I don't feel this is a strong argument, since these are the sort of things that one could easily lookup on stackoverflow, github, and so on for a while now. What "AI" did was being a more convenient code search tool + text manipulation abilities.

But you still need to know the fundamentals, otherwise won't even know what to ask. I recently used GPT to get a quick code sample for a linear programming solution, and it saved me time looking up the API for scipy... but I knew what to ask for in the first place.

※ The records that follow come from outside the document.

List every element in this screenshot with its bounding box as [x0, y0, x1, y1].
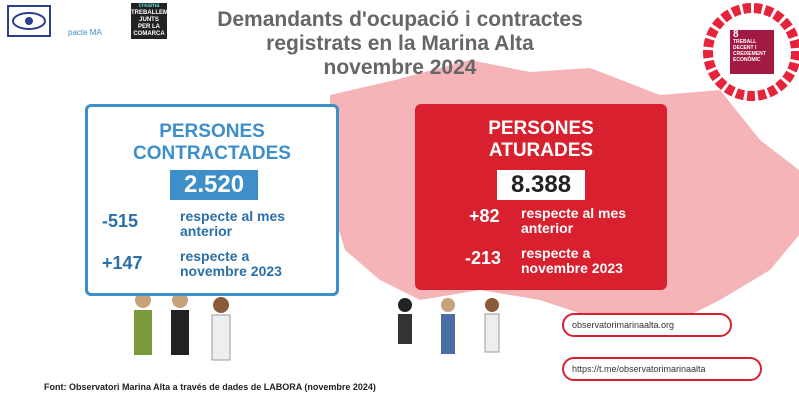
logo-text: JUNTS [139, 17, 159, 23]
title-line: ATURADES [488, 140, 594, 161]
logo-eye [7, 5, 51, 37]
delta: +82 [469, 206, 500, 226]
source: Font: Observatori Marina Alta a través d… [44, 382, 376, 392]
sdg-label: TREBALL DECENT I CREIXEMENT ECONÒMIC [733, 39, 766, 63]
website-link[interactable]: observatorimarinaalta.org [562, 313, 732, 337]
logo-text: creama [138, 3, 160, 9]
logo-text: TREBALLEM [131, 10, 168, 16]
delta-label: respecte al mes anterior [521, 206, 661, 236]
label-line: novembre 2023 [180, 263, 282, 279]
sdg-number: 8 [733, 29, 739, 40]
label-line: anterior [521, 220, 574, 236]
walkers-illustration [398, 298, 500, 354]
workers-illustration [134, 292, 231, 361]
label-line: novembre 2023 [521, 260, 623, 276]
title-line: PERSONES [488, 118, 594, 139]
title: Demandants d'ocupació i contractes regis… [200, 8, 600, 80]
card-title: PERSONES ATURADES [415, 118, 667, 162]
unemployed-card: PERSONES ATURADES 8.388 +82 respecte al … [415, 104, 667, 290]
title-line: PERSONES [159, 121, 265, 142]
label-line: respecte a [180, 248, 250, 264]
delta-label: respecte a novembre 2023 [180, 249, 320, 279]
title-line: registrats en la Marina Alta [266, 32, 534, 55]
label-line: anterior [180, 223, 233, 239]
label-line: respecte a [521, 245, 591, 261]
label-line: respecte al mes [180, 208, 286, 224]
title-line: CONTRACTADES [133, 143, 291, 164]
total: 2.520 [170, 170, 259, 200]
card-title: PERSONES CONTRACTADES [88, 121, 336, 165]
delta-label: respecte a novembre 2023 [521, 246, 661, 276]
logo-pacte: pacte MA [68, 28, 102, 37]
telegram-link[interactable]: https://t.me/observatorimarinaalta [562, 357, 762, 381]
label-line: respecte al mes [521, 205, 627, 221]
delta-label: respecte al mes anterior [180, 209, 320, 239]
title-line: Demandants d'ocupació i contractes [217, 8, 583, 31]
sdg-text: 8 TREBALL DECENT I CREIXEMENT ECONÒMIC [733, 29, 773, 64]
delta: -515 [102, 211, 139, 231]
logo-sdg [703, 3, 799, 101]
logo-creama: creama TREBALLEM JUNTS PER LA COMARCA [131, 3, 168, 39]
logo-text: PER LA COMARCA [133, 24, 165, 37]
contracted-card: PERSONES CONTRACTADES 2.520 -515 respect… [85, 104, 339, 296]
delta: -213 [465, 248, 502, 268]
total: 8.388 [497, 170, 586, 200]
delta: +147 [102, 253, 143, 273]
title-line: novembre 2024 [323, 56, 477, 79]
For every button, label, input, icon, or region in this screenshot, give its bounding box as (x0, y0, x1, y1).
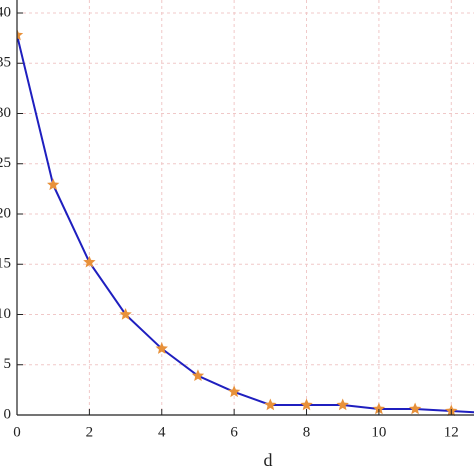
x-tick-label: 2 (86, 424, 94, 440)
x-tick-label: 4 (158, 424, 166, 440)
x-tick-label: 12 (444, 424, 459, 440)
data-point (227, 385, 241, 398)
data-point (47, 178, 60, 191)
x-tick-label: 0 (13, 424, 21, 440)
x-tick-label: 10 (371, 424, 386, 440)
data-point (372, 402, 386, 415)
data-point (300, 398, 313, 411)
x-tick-label: 8 (303, 424, 311, 440)
y-tick-label: 10 (0, 306, 11, 322)
plot-area (17, 0, 474, 416)
y-tick-label: 0 (4, 406, 12, 422)
data-point (408, 402, 422, 415)
data-point (336, 398, 349, 411)
y-tick-label: 25 (0, 155, 11, 171)
data-point (83, 255, 96, 268)
data-point (17, 28, 24, 41)
data-point (191, 369, 205, 382)
y-tick-label: 15 (0, 256, 11, 272)
y-tick-label: 20 (0, 205, 11, 221)
data-point (155, 342, 168, 354)
data-point (119, 308, 132, 320)
data-point (264, 398, 277, 411)
y-tick-label: 30 (0, 105, 11, 121)
y-tick-label: 5 (4, 356, 12, 372)
y-tick-label: 40 (0, 4, 11, 20)
y-tick-label: 35 (0, 55, 11, 71)
x-tick-label: 6 (230, 424, 238, 440)
x-axis-label: d (264, 450, 273, 470)
data-line (17, 34, 474, 414)
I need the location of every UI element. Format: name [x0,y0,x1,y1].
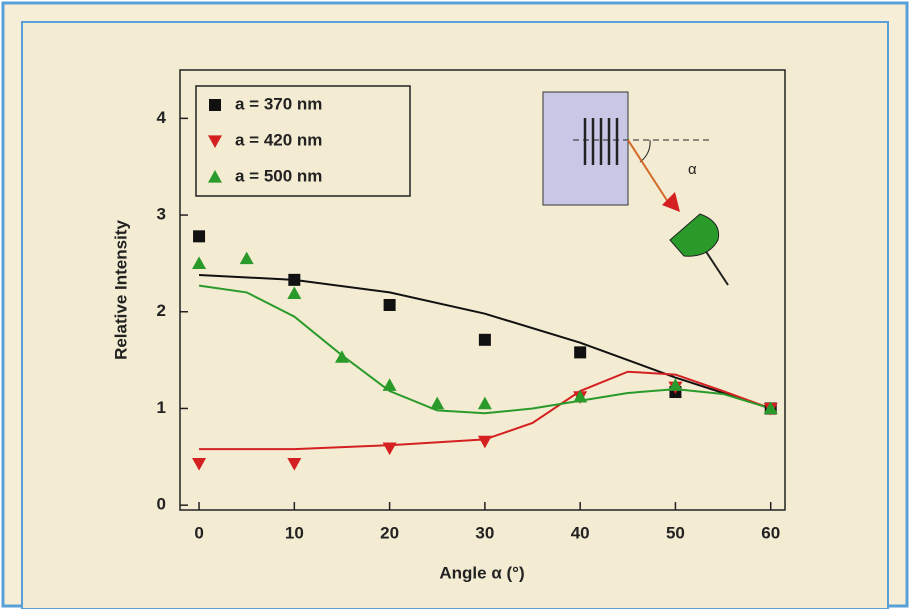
x-tick-label: 20 [380,523,399,542]
y-tick-label: 4 [157,108,167,127]
x-tick-label: 40 [571,523,590,542]
legend-label: a = 370 nm [235,94,322,113]
x-tick-label: 50 [666,523,685,542]
point [574,346,586,358]
y-tick-label: 1 [157,398,166,417]
legend-marker [209,99,221,111]
point [288,274,300,286]
inset-label: α [688,161,697,178]
legend-label: a = 420 nm [235,130,322,149]
y-tick-label: 2 [157,301,166,320]
y-axis-label: Relative Intensity [111,220,130,360]
chart: Angle α (°) Relative Intensity α 0102030… [0,0,910,609]
x-tick-label: 10 [285,523,304,542]
point [384,299,396,311]
x-axis-label: Angle α (°) [439,563,524,582]
point [479,334,491,346]
x-tick-label: 30 [475,523,494,542]
x-tick-label: 60 [761,523,780,542]
inner-panel [22,22,888,609]
y-tick-label: 3 [157,205,166,224]
x-tick-label: 0 [194,523,203,542]
y-tick-label: 0 [157,495,166,514]
point [193,230,205,242]
legend-label: a = 500 nm [235,166,322,185]
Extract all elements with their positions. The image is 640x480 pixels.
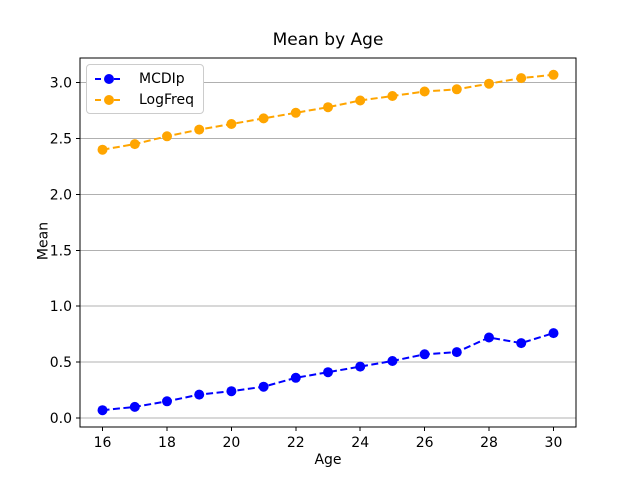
data-point-marker (355, 95, 366, 106)
y-tick-label: 1.0 (50, 299, 72, 315)
data-point-marker (484, 78, 494, 89)
x-tick-label: 24 (351, 435, 369, 451)
x-tick-label: 18 (158, 435, 176, 451)
legend-item-logfreq: LogFreq (94, 90, 194, 109)
x-tick-label: 20 (222, 435, 240, 451)
data-point-marker (290, 107, 301, 118)
y-tick-label: 2.0 (50, 187, 72, 203)
data-point-marker (451, 347, 462, 358)
x-tick-label: 30 (545, 435, 563, 451)
data-point-marker (387, 91, 398, 101)
legend-label: MCDIp (139, 70, 185, 87)
y-tick-label: 3.0 (50, 76, 72, 92)
data-point-marker (548, 69, 559, 80)
data-point-marker (97, 405, 108, 416)
data-point-marker (162, 131, 172, 142)
data-point-marker (419, 349, 430, 360)
data-point-marker (323, 367, 333, 378)
axes-frame (79, 57, 577, 428)
data-point-marker (419, 86, 430, 97)
y-axis-ticks: 0.0 0.5 1.0 1.5 2.0 2.5 3.0 (50, 76, 80, 427)
data-point-marker (290, 372, 301, 383)
chart-title: Mean by Age (272, 30, 384, 50)
legend-line-marker-icon (95, 73, 123, 84)
x-tick-label: 26 (416, 435, 434, 451)
data-point-marker (258, 381, 269, 392)
x-axis-ticks: 16 18 20 22 24 26 28 30 (94, 427, 563, 451)
y-axis-label: Mean (35, 221, 52, 261)
data-point-marker (226, 386, 237, 397)
x-tick-label: 22 (287, 435, 305, 451)
series-logfreq (97, 69, 559, 155)
data-point-marker (484, 332, 494, 343)
legend-label: LogFreq (139, 91, 194, 108)
data-point-marker (548, 328, 559, 339)
data-point-marker (129, 139, 140, 150)
legend-item-mcdip: MCDIp (94, 69, 194, 88)
data-point-marker (194, 124, 205, 135)
data-point-marker (516, 338, 527, 349)
x-axis-label: Age (314, 452, 342, 468)
data-point-marker (355, 361, 366, 372)
x-tick-label: 28 (480, 435, 498, 451)
data-point-marker (162, 396, 172, 407)
series-line (102, 73, 554, 151)
series-line (102, 332, 554, 412)
x-tick-label: 16 (94, 435, 112, 451)
legend-line-marker-icon (95, 94, 123, 105)
y-tick-label: 2.5 (50, 132, 72, 148)
data-point-marker (97, 144, 108, 155)
data-point-marker (451, 84, 462, 95)
data-point-marker (258, 113, 269, 124)
data-point-marker (194, 389, 205, 400)
data-point-marker (323, 102, 333, 113)
series-mcdip (97, 328, 559, 416)
y-tick-label: 1.5 (50, 243, 72, 259)
y-tick-label: 0.0 (50, 411, 72, 427)
data-point-marker (387, 356, 398, 366)
y-tick-label: 0.5 (50, 355, 72, 371)
data-point-marker (226, 119, 237, 129)
data-point-marker (516, 73, 527, 84)
data-point-marker (129, 401, 140, 412)
legend: MCDIp LogFreq (86, 64, 204, 114)
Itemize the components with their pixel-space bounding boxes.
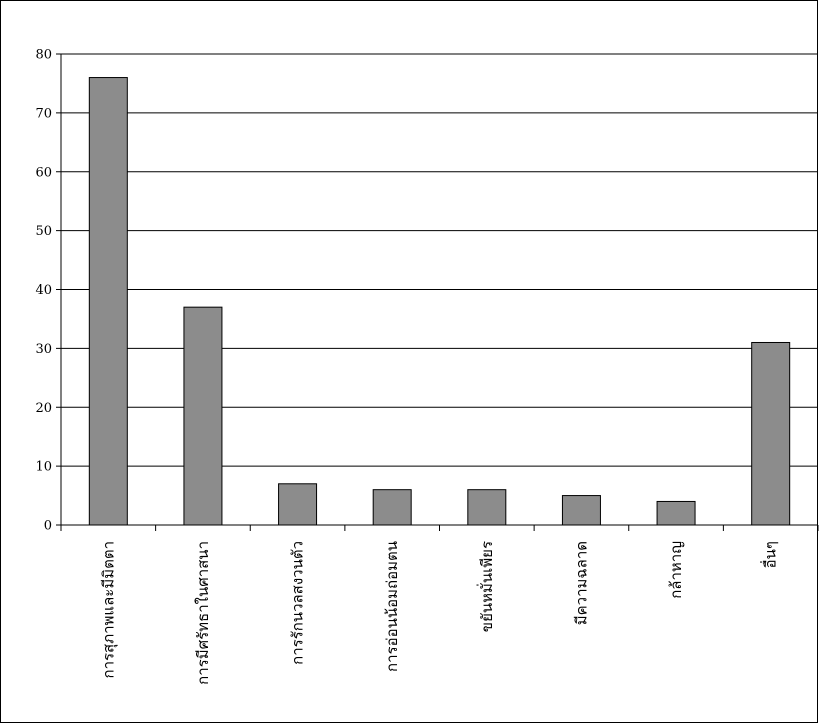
y-tick-labels: 0 10 20 30 40 50 60 70 80 <box>35 48 52 534</box>
y-tick-label: 40 <box>35 283 52 298</box>
bar <box>561 495 601 526</box>
bar <box>183 306 223 526</box>
category-label: มีความฉลาด <box>572 541 590 625</box>
y-tick-label: 30 <box>35 342 52 357</box>
category-label: การสุภาพและมีมิตตา <box>99 541 118 679</box>
bar <box>751 341 791 526</box>
bar <box>372 489 412 526</box>
category-labels: การสุภาพและมีมิตตา การมีศรัทธาในศาสนา การร… <box>99 541 779 685</box>
gridlines <box>61 53 818 467</box>
y-tick-label: 0 <box>44 519 52 534</box>
bar <box>656 500 696 526</box>
y-tick-label: 10 <box>35 460 52 475</box>
bars <box>88 77 791 526</box>
category-label: ขยันหมั่นเพียร <box>476 541 496 632</box>
category-label: การอ่อนน้อมถ่อมตน <box>383 541 401 672</box>
y-tick-label: 50 <box>35 224 52 239</box>
y-tick-label: 60 <box>35 165 52 180</box>
bar <box>278 483 318 526</box>
category-label: การมีศรัทธาในศาสนา <box>194 541 212 685</box>
bar <box>88 77 128 526</box>
category-label: การรักนวลสงวนตัว <box>289 541 307 665</box>
y-tick-label: 80 <box>35 48 52 63</box>
y-tick-label: 70 <box>35 106 52 121</box>
category-label: กล้าหาญ <box>667 541 685 599</box>
axes <box>56 53 819 531</box>
y-tick-label: 20 <box>35 401 52 416</box>
bar <box>467 489 507 526</box>
category-label: อื่นๆ <box>760 541 780 568</box>
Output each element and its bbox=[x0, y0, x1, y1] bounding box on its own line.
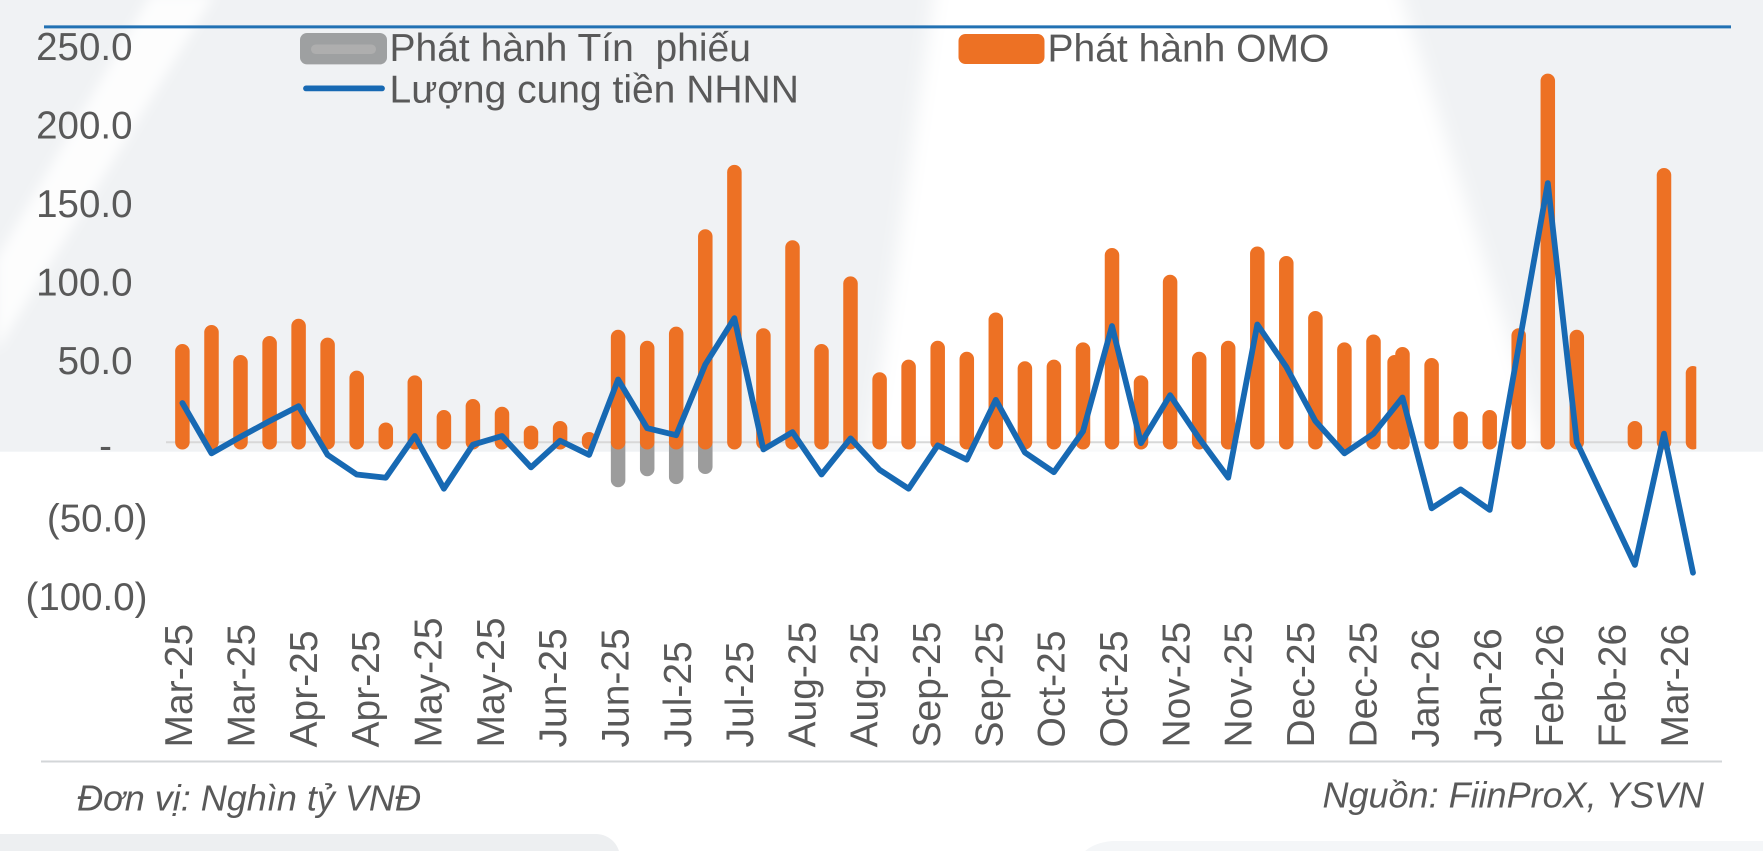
svg-text:Jan-26: Jan-26 bbox=[1405, 628, 1448, 747]
svg-text:Oct-25: Oct-25 bbox=[1031, 630, 1074, 747]
svg-text:200.0: 200.0 bbox=[36, 105, 132, 148]
svg-text:Sep-25: Sep-25 bbox=[968, 622, 1011, 748]
svg-text:250.0: 250.0 bbox=[36, 26, 132, 69]
svg-text:Aug-25: Aug-25 bbox=[844, 622, 887, 748]
svg-text:Nguồn: FiinProX, YSVN: Nguồn: FiinProX, YSVN bbox=[1322, 775, 1705, 816]
svg-text:Phát hành OMO: Phát hành OMO bbox=[1048, 28, 1330, 71]
svg-text:Dec-25: Dec-25 bbox=[1280, 622, 1323, 748]
svg-text:Feb-26: Feb-26 bbox=[1529, 624, 1572, 748]
svg-text:50.0: 50.0 bbox=[58, 340, 133, 383]
svg-text:Mar-25: Mar-25 bbox=[158, 624, 201, 748]
svg-text:Jul-25: Jul-25 bbox=[719, 641, 762, 747]
svg-text:Feb-26: Feb-26 bbox=[1592, 624, 1635, 748]
svg-text:Đơn vị: Nghìn tỷ VNĐ: Đơn vị: Nghìn tỷ VNĐ bbox=[77, 778, 421, 819]
svg-text:Apr-25: Apr-25 bbox=[283, 630, 326, 747]
svg-text:Nov-25: Nov-25 bbox=[1155, 622, 1198, 748]
svg-text:Mar-25: Mar-25 bbox=[221, 624, 264, 748]
svg-text:Dec-25: Dec-25 bbox=[1342, 622, 1385, 748]
svg-text:Lượng cung tiền NHNN: Lượng cung tiền NHNN bbox=[390, 69, 799, 112]
svg-text:Jun-25: Jun-25 bbox=[532, 628, 575, 747]
svg-text:-: - bbox=[99, 425, 112, 468]
svg-text:Jul-25: Jul-25 bbox=[657, 641, 700, 747]
svg-text:Oct-25: Oct-25 bbox=[1093, 630, 1136, 747]
svg-text:Aug-25: Aug-25 bbox=[781, 622, 824, 748]
svg-text:150.0: 150.0 bbox=[36, 183, 132, 226]
svg-text:May-25: May-25 bbox=[470, 617, 513, 747]
svg-text:Jun-25: Jun-25 bbox=[594, 628, 637, 747]
svg-text:Nov-25: Nov-25 bbox=[1218, 622, 1261, 748]
svg-text:Apr-25: Apr-25 bbox=[345, 630, 388, 747]
svg-text:Sep-25: Sep-25 bbox=[906, 622, 949, 748]
svg-text:Phát hành Tín phiếu: Phát hành Tín phiếu bbox=[390, 27, 751, 70]
svg-text:Mar-26: Mar-26 bbox=[1654, 624, 1697, 748]
svg-text:100.0: 100.0 bbox=[36, 262, 132, 305]
svg-text:(100.0): (100.0) bbox=[26, 576, 148, 619]
svg-text:(50.0): (50.0) bbox=[47, 497, 148, 540]
svg-text:Jan-26: Jan-26 bbox=[1467, 628, 1510, 747]
svg-text:May-25: May-25 bbox=[408, 617, 451, 747]
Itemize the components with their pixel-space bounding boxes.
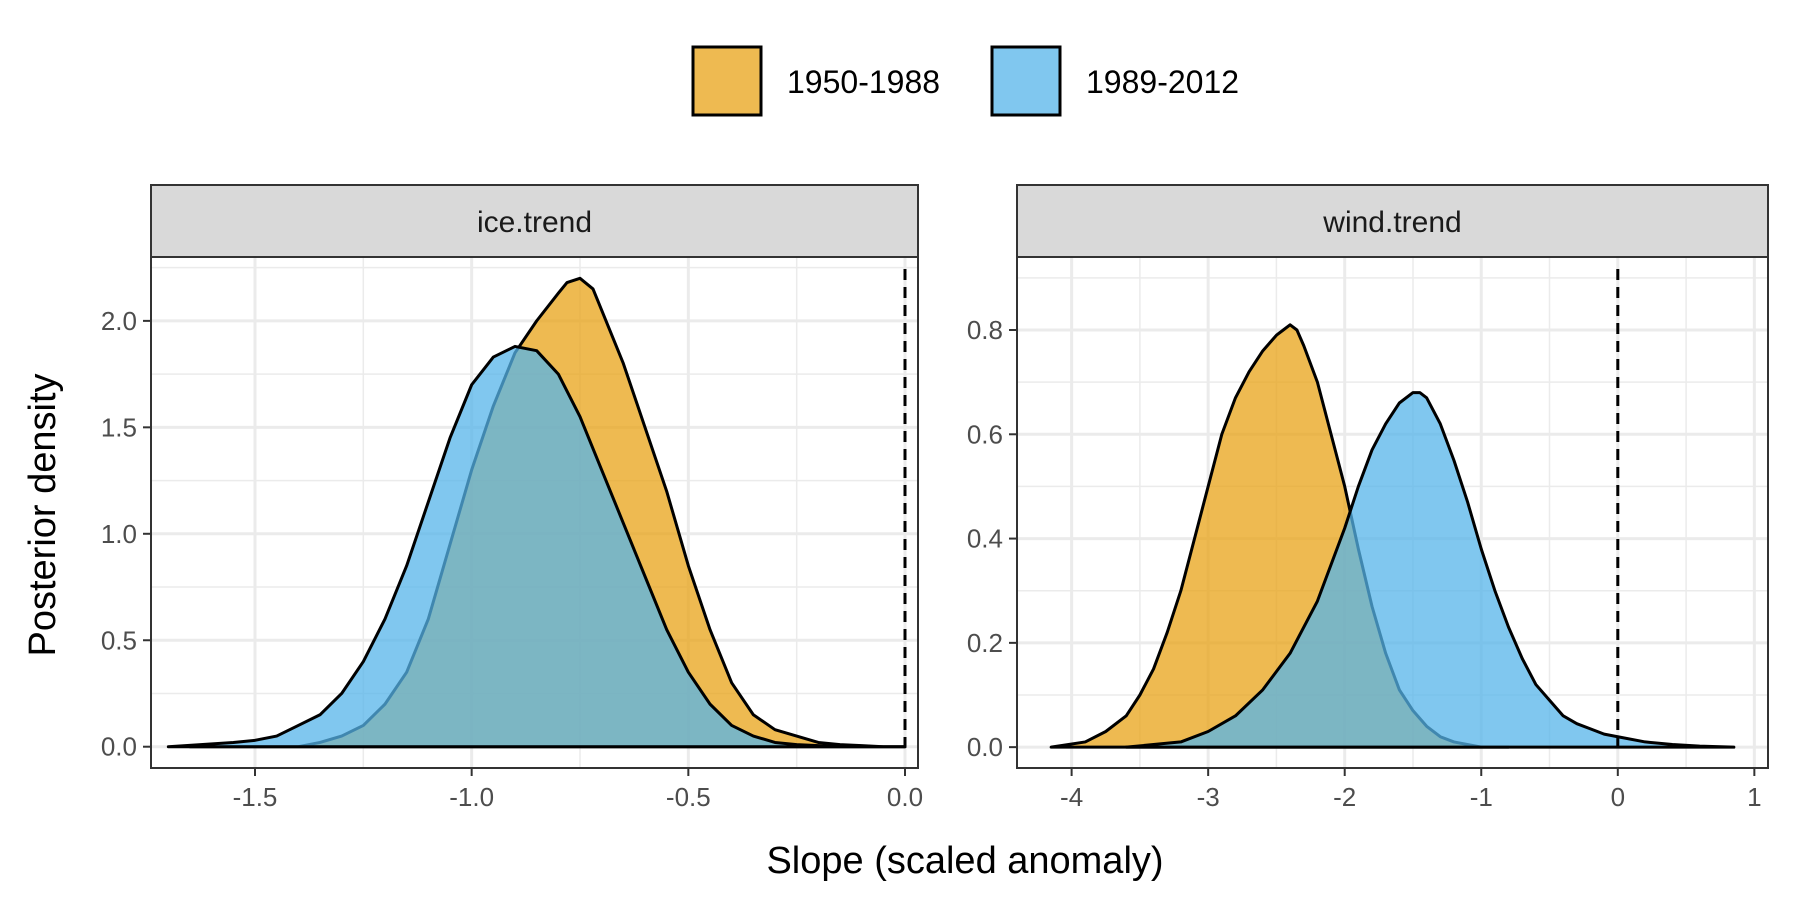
x-tick-label: 1 [1747, 782, 1761, 812]
y-tick-label: 0.4 [967, 524, 1003, 554]
y-tick-label: 1.0 [101, 519, 137, 549]
strip-label: ice.trend [477, 206, 592, 239]
panel-ice.trend: ice.trend -1.5 -1.0 -0.5 0.0 0.0 0.5 1.0 1.5 2.0 [101, 184, 923, 812]
legend-label-1989-2012: 1989-2012 [1086, 64, 1239, 100]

I doubt GPT would suggest that as a solution if I described the problem in too high level.

3 comments

Don't forget there were lots of things that are in standard libraries now that didn't use to exist back when I was coding in C in the 1990's. Nobody really writes their own sorting algorithm anymore -- and nobody should write their own A* algorithm either.

Honestly though, I recently asked Claude 3.7 Sonnet to write a python script to upload ssh keys to a mikrotik router, to prompt for the username and password -- etc. And it did it. I wouldn't say I loved the code -- but it worked. Code was written in more of a golang format, but okay. It's fine and readable enough. Hiring a contractor from our usual sources would have taken a week at least, probably by the time you add up the back and forth with code reviews and bugs.

I think for a lot of entry level positions (particularly in devops automation say), AI can effectively replace them. You'd still have someone supervise their code and do code reviews, but now the human just supervises an AI. And that human + AI combo replaces 3 other humans.

Those are the sorts of things you're supposed to struggle with in school though.

If students are using AI now, that is indeed the same thing as looking up solutions on Stack Overflow or elsewhere. It's cheating for a grade at the expense of never developing your skills.

Stackoverflow could help answer specifically targeted questions about how thigns worked, or suggest areas of debugging. They couldn't/wouldn't take a direct question from an assignment and provide a fully working answer to it.